Hausse des coûts sur tout le continent
Cette hausse des prix s’est répercutée sur l’ensemble de l’économie européenne, avec une forte augmentation des coûts du carburant et de l’énergie. Les consommateurs en ressentent les effets à la pompe, où les prix ont dépassé les 2 euros le litre dans certains pays. Les prix du diesel ont connu des hausses encore plus marquées, allant de près de 17,5 pour cent au Portugal à plus de 34 pour cent en Espagne.
Les gouvernements européens réagissent à cette crise par diverses mesures visant à atténuer l’impact sur les citoyens.
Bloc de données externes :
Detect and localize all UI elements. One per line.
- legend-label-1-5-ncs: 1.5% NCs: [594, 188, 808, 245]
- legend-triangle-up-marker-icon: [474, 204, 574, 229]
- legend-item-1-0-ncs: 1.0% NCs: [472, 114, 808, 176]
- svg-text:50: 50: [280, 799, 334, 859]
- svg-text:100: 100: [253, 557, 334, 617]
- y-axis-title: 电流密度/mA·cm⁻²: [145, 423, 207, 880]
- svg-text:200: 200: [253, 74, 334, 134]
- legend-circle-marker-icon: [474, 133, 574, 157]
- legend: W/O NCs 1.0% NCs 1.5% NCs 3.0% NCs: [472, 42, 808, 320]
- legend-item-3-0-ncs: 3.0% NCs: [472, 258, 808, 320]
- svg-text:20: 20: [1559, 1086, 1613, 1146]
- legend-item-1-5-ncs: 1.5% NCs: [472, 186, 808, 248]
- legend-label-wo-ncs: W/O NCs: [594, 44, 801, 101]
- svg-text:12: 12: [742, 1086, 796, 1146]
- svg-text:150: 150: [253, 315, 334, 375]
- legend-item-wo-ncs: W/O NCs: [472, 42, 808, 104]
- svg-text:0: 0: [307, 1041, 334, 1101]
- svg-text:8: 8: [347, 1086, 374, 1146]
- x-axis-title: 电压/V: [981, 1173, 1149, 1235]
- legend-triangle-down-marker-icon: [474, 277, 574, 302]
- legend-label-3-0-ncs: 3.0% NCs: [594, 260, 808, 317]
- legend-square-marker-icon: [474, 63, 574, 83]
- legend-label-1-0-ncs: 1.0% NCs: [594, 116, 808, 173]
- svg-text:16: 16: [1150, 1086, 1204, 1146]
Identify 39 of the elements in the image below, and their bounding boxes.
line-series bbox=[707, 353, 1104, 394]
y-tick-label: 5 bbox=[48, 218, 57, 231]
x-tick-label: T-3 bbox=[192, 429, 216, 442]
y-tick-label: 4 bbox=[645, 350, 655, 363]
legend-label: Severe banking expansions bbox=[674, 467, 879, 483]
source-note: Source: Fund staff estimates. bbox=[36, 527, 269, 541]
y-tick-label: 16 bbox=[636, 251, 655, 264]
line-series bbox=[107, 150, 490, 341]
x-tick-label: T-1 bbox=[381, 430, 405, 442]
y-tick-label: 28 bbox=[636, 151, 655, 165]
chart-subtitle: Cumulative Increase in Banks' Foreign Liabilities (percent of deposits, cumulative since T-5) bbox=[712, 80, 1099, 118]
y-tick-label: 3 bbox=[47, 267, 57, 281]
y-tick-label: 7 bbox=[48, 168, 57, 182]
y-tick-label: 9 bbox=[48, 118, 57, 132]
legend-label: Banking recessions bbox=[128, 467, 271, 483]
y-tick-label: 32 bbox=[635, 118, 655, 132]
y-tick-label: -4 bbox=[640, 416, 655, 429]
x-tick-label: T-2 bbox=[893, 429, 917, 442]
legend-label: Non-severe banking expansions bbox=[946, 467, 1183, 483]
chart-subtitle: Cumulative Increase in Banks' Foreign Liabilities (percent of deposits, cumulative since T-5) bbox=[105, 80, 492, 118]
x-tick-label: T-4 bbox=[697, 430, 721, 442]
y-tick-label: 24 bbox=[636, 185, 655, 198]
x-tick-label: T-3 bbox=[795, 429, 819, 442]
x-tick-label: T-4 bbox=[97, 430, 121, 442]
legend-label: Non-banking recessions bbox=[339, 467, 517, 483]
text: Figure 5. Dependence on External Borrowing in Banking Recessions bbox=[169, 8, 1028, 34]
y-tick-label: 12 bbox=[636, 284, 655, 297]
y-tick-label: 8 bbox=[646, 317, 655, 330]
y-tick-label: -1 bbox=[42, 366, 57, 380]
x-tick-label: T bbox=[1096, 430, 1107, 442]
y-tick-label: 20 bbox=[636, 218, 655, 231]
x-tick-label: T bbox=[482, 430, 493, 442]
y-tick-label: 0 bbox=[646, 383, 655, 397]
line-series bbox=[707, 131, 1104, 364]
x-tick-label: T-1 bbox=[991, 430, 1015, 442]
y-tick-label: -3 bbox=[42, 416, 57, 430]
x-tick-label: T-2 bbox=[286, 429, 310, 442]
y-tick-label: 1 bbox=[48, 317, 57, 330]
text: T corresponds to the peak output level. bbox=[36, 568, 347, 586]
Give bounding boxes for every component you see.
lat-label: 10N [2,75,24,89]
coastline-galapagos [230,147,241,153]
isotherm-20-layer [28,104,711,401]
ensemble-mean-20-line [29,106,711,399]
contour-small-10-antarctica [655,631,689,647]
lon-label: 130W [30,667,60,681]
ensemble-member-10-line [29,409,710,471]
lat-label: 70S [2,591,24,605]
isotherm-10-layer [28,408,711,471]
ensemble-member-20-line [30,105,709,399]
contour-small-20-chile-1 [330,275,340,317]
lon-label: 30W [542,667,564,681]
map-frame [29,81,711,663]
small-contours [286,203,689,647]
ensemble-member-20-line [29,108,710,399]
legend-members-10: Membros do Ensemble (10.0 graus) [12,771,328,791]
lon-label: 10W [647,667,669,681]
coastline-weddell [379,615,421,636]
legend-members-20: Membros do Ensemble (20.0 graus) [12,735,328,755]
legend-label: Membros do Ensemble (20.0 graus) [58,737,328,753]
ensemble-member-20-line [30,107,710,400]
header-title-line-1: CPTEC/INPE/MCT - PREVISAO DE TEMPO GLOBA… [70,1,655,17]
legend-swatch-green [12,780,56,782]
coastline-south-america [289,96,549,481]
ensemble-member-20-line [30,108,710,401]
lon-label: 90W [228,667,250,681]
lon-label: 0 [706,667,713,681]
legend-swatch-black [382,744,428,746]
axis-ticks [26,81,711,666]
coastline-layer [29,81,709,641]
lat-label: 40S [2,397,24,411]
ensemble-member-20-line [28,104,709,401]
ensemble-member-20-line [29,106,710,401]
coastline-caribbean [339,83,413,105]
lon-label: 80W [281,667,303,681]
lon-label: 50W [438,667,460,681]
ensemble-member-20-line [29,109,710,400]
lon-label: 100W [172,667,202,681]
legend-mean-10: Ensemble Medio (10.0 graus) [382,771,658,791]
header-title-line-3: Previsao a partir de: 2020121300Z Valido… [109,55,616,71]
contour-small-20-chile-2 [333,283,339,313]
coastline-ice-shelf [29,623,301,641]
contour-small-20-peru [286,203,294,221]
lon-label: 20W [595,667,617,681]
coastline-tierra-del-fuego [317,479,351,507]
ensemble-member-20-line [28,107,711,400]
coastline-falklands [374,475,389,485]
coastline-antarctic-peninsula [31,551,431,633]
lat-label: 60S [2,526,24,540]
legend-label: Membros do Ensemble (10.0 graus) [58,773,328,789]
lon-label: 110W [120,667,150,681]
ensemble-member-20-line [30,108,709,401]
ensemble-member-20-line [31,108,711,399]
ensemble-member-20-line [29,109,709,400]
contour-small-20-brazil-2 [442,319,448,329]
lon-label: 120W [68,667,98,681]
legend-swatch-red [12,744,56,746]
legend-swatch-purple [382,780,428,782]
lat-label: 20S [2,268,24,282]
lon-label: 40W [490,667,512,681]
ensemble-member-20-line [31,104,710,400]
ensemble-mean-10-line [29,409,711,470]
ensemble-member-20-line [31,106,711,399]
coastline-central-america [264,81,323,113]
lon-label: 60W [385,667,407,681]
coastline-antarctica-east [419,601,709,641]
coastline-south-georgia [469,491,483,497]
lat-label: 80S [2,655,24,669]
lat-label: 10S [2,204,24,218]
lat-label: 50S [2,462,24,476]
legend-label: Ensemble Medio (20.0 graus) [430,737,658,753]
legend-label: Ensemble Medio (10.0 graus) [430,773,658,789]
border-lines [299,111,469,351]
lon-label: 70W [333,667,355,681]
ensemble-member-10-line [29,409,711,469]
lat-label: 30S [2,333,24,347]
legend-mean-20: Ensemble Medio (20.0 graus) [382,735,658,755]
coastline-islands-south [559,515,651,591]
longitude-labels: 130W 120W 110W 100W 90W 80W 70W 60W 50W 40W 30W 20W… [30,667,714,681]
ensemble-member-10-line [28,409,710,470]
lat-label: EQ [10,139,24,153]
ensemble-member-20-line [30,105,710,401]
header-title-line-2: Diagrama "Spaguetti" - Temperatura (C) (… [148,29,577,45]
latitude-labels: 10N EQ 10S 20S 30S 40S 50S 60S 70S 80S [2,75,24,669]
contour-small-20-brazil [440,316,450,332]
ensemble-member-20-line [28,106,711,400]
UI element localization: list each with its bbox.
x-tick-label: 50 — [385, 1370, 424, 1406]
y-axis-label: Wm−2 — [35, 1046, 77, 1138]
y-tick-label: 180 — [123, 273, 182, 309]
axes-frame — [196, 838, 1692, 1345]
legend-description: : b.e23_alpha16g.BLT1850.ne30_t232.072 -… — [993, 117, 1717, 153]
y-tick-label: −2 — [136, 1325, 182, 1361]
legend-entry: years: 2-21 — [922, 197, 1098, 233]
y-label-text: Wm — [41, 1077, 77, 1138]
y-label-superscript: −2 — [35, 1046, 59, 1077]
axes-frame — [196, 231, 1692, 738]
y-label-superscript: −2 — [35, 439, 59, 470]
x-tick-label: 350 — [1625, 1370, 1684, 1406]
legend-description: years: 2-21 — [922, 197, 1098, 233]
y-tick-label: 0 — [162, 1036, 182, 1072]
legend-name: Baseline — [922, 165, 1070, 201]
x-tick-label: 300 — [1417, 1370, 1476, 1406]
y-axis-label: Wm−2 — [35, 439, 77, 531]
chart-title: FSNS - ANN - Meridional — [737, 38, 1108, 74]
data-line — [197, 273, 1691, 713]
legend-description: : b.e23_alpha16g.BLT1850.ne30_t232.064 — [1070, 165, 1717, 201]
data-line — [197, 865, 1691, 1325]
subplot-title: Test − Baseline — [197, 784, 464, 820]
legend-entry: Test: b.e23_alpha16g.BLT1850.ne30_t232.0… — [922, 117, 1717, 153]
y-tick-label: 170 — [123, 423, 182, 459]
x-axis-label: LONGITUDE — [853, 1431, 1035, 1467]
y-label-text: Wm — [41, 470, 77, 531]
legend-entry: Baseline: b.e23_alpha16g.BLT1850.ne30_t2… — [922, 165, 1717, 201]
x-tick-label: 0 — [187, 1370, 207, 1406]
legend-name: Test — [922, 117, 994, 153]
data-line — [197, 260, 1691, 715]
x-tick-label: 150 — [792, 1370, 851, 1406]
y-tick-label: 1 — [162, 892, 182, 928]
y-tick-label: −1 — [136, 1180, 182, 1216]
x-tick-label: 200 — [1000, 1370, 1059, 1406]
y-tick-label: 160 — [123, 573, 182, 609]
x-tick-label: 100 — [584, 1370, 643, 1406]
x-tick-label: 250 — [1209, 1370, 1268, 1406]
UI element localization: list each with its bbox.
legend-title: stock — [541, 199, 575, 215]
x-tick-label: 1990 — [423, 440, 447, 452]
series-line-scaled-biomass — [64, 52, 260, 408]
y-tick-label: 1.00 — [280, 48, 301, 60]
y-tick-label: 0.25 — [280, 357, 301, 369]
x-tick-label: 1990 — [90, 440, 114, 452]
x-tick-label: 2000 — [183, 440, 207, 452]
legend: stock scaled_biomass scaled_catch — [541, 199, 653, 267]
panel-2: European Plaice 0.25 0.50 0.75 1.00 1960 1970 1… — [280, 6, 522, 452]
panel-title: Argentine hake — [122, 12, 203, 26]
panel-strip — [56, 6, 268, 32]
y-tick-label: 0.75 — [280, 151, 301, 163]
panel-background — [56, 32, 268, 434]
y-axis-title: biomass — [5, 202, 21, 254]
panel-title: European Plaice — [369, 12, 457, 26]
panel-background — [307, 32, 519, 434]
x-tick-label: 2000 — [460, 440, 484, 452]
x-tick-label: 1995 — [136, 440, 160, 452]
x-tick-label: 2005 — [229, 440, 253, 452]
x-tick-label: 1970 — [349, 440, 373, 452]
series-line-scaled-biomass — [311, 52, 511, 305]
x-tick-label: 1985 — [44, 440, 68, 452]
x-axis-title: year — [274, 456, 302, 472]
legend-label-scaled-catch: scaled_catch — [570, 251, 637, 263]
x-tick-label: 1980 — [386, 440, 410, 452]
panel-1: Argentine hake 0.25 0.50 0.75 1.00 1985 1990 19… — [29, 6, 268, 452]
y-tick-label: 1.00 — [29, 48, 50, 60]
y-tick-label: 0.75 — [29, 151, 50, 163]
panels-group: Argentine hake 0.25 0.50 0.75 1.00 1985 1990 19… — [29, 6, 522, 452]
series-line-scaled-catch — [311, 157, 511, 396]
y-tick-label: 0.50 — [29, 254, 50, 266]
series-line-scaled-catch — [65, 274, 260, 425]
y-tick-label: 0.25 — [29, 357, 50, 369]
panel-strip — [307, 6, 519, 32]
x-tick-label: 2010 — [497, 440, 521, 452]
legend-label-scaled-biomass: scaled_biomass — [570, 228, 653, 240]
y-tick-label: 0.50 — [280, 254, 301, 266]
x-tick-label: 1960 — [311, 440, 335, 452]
L’Espagne a mis en place le plan le plus complet, allouant 5 milliards d’euros pour amortir les hausses de prix jusqu’en juin 2026. Ce plan comprend des réductions d’impôts sur toutes les formes d’énergie, des plafonds sur les prix maximaux de certains carburants et des remises pour les secteurs fortement dépendants du carburant, tels que les transports et l’agriculture.
Différentes approches
D’autres pays adoptent des approches différentes. L’Allemagne, confrontée à une hausse substantielle des prix de l’essence, se concentre sur la réglementation des pratiques tarifaires des stations-service plutôt que sur des subventions directes. L’Italie envisage d’utiliser les recettes supplémentaires de TVA générées par la hausse des prix des carburants pour indemniser les consommateurs et prévoit de sanctionner les entreprises qui exploitent la crise à des fins lucratives. Le Portugal a mis en place une réduction temporaire de la taxe sur le diesel.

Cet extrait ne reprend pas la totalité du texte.